With a hundred-fold difference in the estimates, I think a tie-breaker is in order. Also, I’m going to do this the modern way: by simulation rather than by being clever. It’s much more reliable.

I’m going to trust the Guardian on what the five flavours were (since it doesn’t actually matter, I think this is safe).  I’ve put the code and results for 100,000 simulated packages up here.  The number of packs with seven or more bars the same was 44 out of 100,000. There’s obviously some random uncertainty here, but a 95% confidence interval for the proportion goes from 3 in 10,000 to 6 in 10,000, and so excludes both of the published estimates .  Since computing time is nearly free, and the previous run took only 13 seconds, I tried it on a million simulated packs just to be sure, and also separated out ‘seven or more of anything’ from ‘seven or more Cherry Ripes’.

Out of a million simulated packs, 442 had seven or more of some type of bar, and 83 had seven or more Cherry Ripes.  The probability of seven or more of something is between 4 and 5 out of 10,000 and the probability of seven or more Cherry Ripes is between 0.6 and 1 out of 10,000. It looks as though Professor Hazelton’s estimate of ‘a little less than one in 10,000‘ is correct for Cherry Ripes specifically.  The Guardian figures seem clearly wrong. The Guardian is also wrong about the probability of getting at least one of each type, which this code shows to be about 30%, not the 7% they give.

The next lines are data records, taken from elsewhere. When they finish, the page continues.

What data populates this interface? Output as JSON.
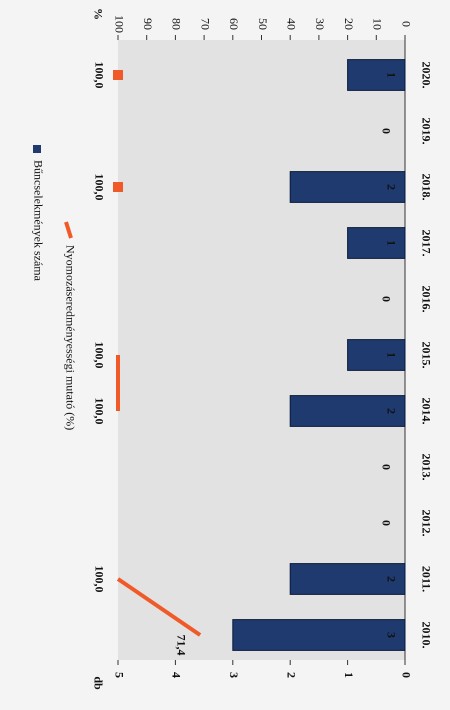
{
  "chart_data": {
    "type": "bar_line",
    "ylabel": "db",
    "y2label": "%",
    "categories": [
      "2010.",
      "2011.",
      "2012.",
      "2013.",
      "2014.",
      "2015.",
      "2016.",
      "2017.",
      "2018.",
      "2019.",
      "2020."
    ],
    "series": [
      {
        "name": "Bűncselekmények száma",
        "type": "bar",
        "color": "#1f3a6e",
        "values": [
          3,
          2,
          0,
          0,
          2,
          1,
          0,
          1,
          2,
          0,
          1
        ]
      },
      {
        "name": "Nyomozáseredményességi mutató (%)",
        "type": "line",
        "axis": "y2",
        "color": "#f05a28",
        "values": [
          71.4,
          100,
          null,
          null,
          100,
          100,
          null,
          null,
          100,
          null,
          100
        ],
        "value_labels": [
          "71,4",
          "100,0",
          null,
          null,
          "100,0",
          "100,0",
          null,
          null,
          "100,0",
          null,
          "100,0"
        ]
      }
    ],
    "ylim": [
      0,
      5
    ],
    "yticks": [
      0,
      1,
      2,
      3,
      4,
      5
    ],
    "y2lim": [
      0,
      100
    ],
    "y2ticks": [
      0,
      10,
      20,
      30,
      40,
      50,
      60,
      70,
      80,
      90,
      100
    ]
  }
}
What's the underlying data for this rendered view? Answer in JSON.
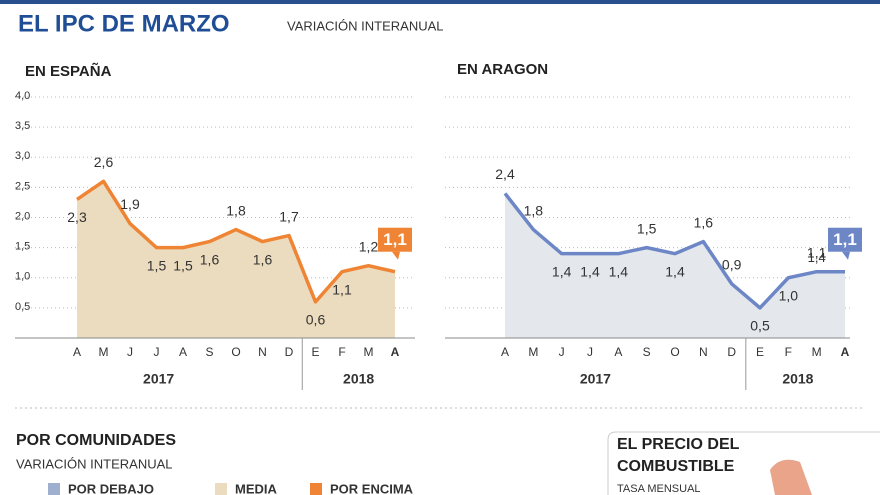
{
  "header": {
    "title": "EL IPC DE MARZO",
    "subtitle": "VARIACIÓN INTERANUAL"
  },
  "chart_data": [
    {
      "type": "line",
      "title": "EN ESPAÑA",
      "color": "#ef8434",
      "fill": "#ecdcbf",
      "categories": [
        "A",
        "M",
        "J",
        "J",
        "A",
        "S",
        "O",
        "N",
        "D",
        "E",
        "F",
        "M",
        "A"
      ],
      "groups": [
        "2017",
        "2018"
      ],
      "values": [
        2.3,
        2.6,
        1.9,
        1.5,
        1.5,
        1.6,
        1.8,
        1.6,
        1.7,
        0.6,
        1.1,
        1.2,
        1.1
      ],
      "value_labels": [
        "2,3",
        "2,6",
        "1,9",
        "1,5",
        "1,5",
        "1,6",
        "1,8",
        "1,6",
        "1,7",
        "0,6",
        "1,1",
        "1,2",
        "1,1"
      ],
      "ylim": [
        0,
        4
      ],
      "ytick_labels": true,
      "yticks": [
        {
          "value": 0.5,
          "label": "0,5"
        },
        {
          "value": 1,
          "label": "1,0"
        },
        {
          "value": 1.5,
          "label": "1,5"
        },
        {
          "value": 2,
          "label": "2,0"
        },
        {
          "value": 2.5,
          "label": "2,5"
        },
        {
          "value": 3,
          "label": "3,0"
        },
        {
          "value": 3.5,
          "label": "3,5"
        },
        {
          "value": 4,
          "label": "4,0"
        }
      ],
      "grid": true
    },
    {
      "type": "line",
      "title": "EN ARAGON",
      "color": "#6d86c6",
      "fill": "#e4e8ed",
      "categories": [
        "A",
        "M",
        "J",
        "J",
        "A",
        "S",
        "O",
        "N",
        "D",
        "E",
        "F",
        "M",
        "A"
      ],
      "groups": [
        "2017",
        "2018"
      ],
      "values": [
        2.4,
        1.8,
        1.4,
        1.4,
        1.4,
        1.5,
        1.4,
        1.6,
        0.9,
        0.5,
        1.0,
        1.1,
        1.1
      ],
      "value_labels": [
        "2,4",
        "1,8",
        "1,4",
        "1,4",
        "1,4",
        "1,5",
        "1,4",
        "1,6",
        "0,9",
        "0,5",
        "1,0",
        "1,1",
        "1,1"
      ],
      "annotations": [
        "1,4"
      ],
      "ylim": [
        0,
        4
      ],
      "ytick_labels": false,
      "yticks": [
        0.5,
        1,
        1.5,
        2,
        2.5,
        3,
        3.5,
        4
      ],
      "grid": true
    }
  ],
  "footer": {
    "title": "POR COMUNIDADES",
    "subtitle": "VARIACIÓN INTERANUAL",
    "legend": [
      {
        "label": "POR DEBAJO",
        "color": "#9fb0cf"
      },
      {
        "label": "MEDIA",
        "color": "#ecdcbf"
      },
      {
        "label": "POR ENCIMA",
        "color": "#ef8434"
      }
    ],
    "side_title": "EL PRECIO DEL COMBUSTIBLE",
    "side_subtitle": "TASA MENSUAL"
  }
}
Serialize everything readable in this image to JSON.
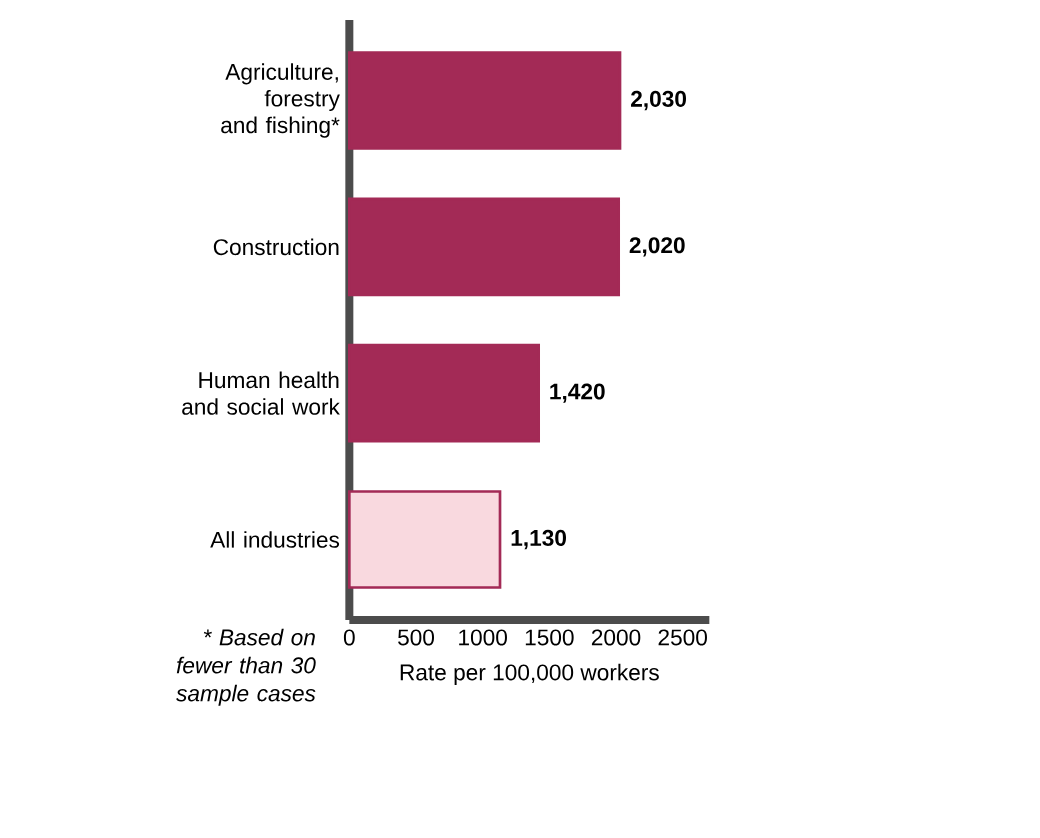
{
  "chart_data": {
    "type": "bar",
    "orientation": "horizontal",
    "categories": [
      "Agriculture, forestry and fishing*",
      "Construction",
      "Human health and social work",
      "All industries"
    ],
    "values": [
      2030,
      2020,
      1420,
      1130
    ],
    "colors": [
      "#a32a56",
      "#a32a56",
      "#a32a56",
      "#f9d9df"
    ],
    "value_labels": [
      "2,030",
      "2,020",
      "1,420",
      "1,130"
    ],
    "xlim": [
      0,
      2700
    ],
    "xticks": [
      0,
      500,
      1000,
      1500,
      2000,
      2500
    ],
    "xlabel": "Rate per 100,000 workers",
    "annotations": [
      "* Based on fewer than 30 sample cases"
    ]
  }
}
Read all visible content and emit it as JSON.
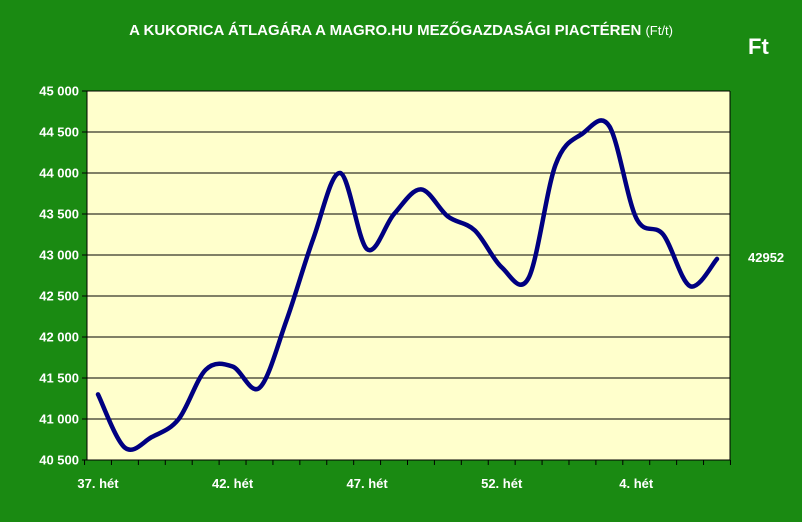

I said I wasn’t going to do this by maths, but now I know the answer I’m going to go out on a limb here and guess that Martin Hazelton’s probability was, in maths terms, P(Binom(8, o.2)≥7), which is the answer I would have given for Cherry Ripes specifically. With Jack and Andrew in the Guardian I think the issue is that they have counted all 495 possible aggregate outcomes as being equally likely, when it’s actually the 32768 390625 underlying ordered outcomes that are equally likely.

The other aspect of this computation is the alternative hypothesis. It makes no sense that Cadbury would just load up the bags with Cherry Ripes and pretend they hadn’t — especially as the Guardian reports other sorts of complaints as well. We need to ask not just whether the reports would be surprising if the bags were randomised, but whether there’s another explanation that fits the data better.

The Guardian story hints at a possibility: clumping together of similar chocolates. It also would be conceivable that the randomisation wasn’t quite even — that, say,  Cherry Ripes were 25% instead of the intended 20%. It’s easy to modify the code for unequal probabilities. Having one chocolate type at 25% doubles the number of seven-or-more coincidences, and more than half of them are now with Cherry Ripes. But that’s quite a big imbalance to go unnoticed at Cadburys, and it doesn’t push the probability a lot.

So, I’d say bad luck is a feasible explanation, but it could easily have been aggravated by imperfect randomisation at Cadburys.

Many lessons could be drawn from this story: that simulation is a good way to do slightly complicated probability questions; that people see departures from randomness far too easily; that Cadburys should have done systematic sampling rather than random sampling; maybe even that innovative maths teachers may have gone too far in rejecting contrived ball-out-of-urn problems as having no Real World use.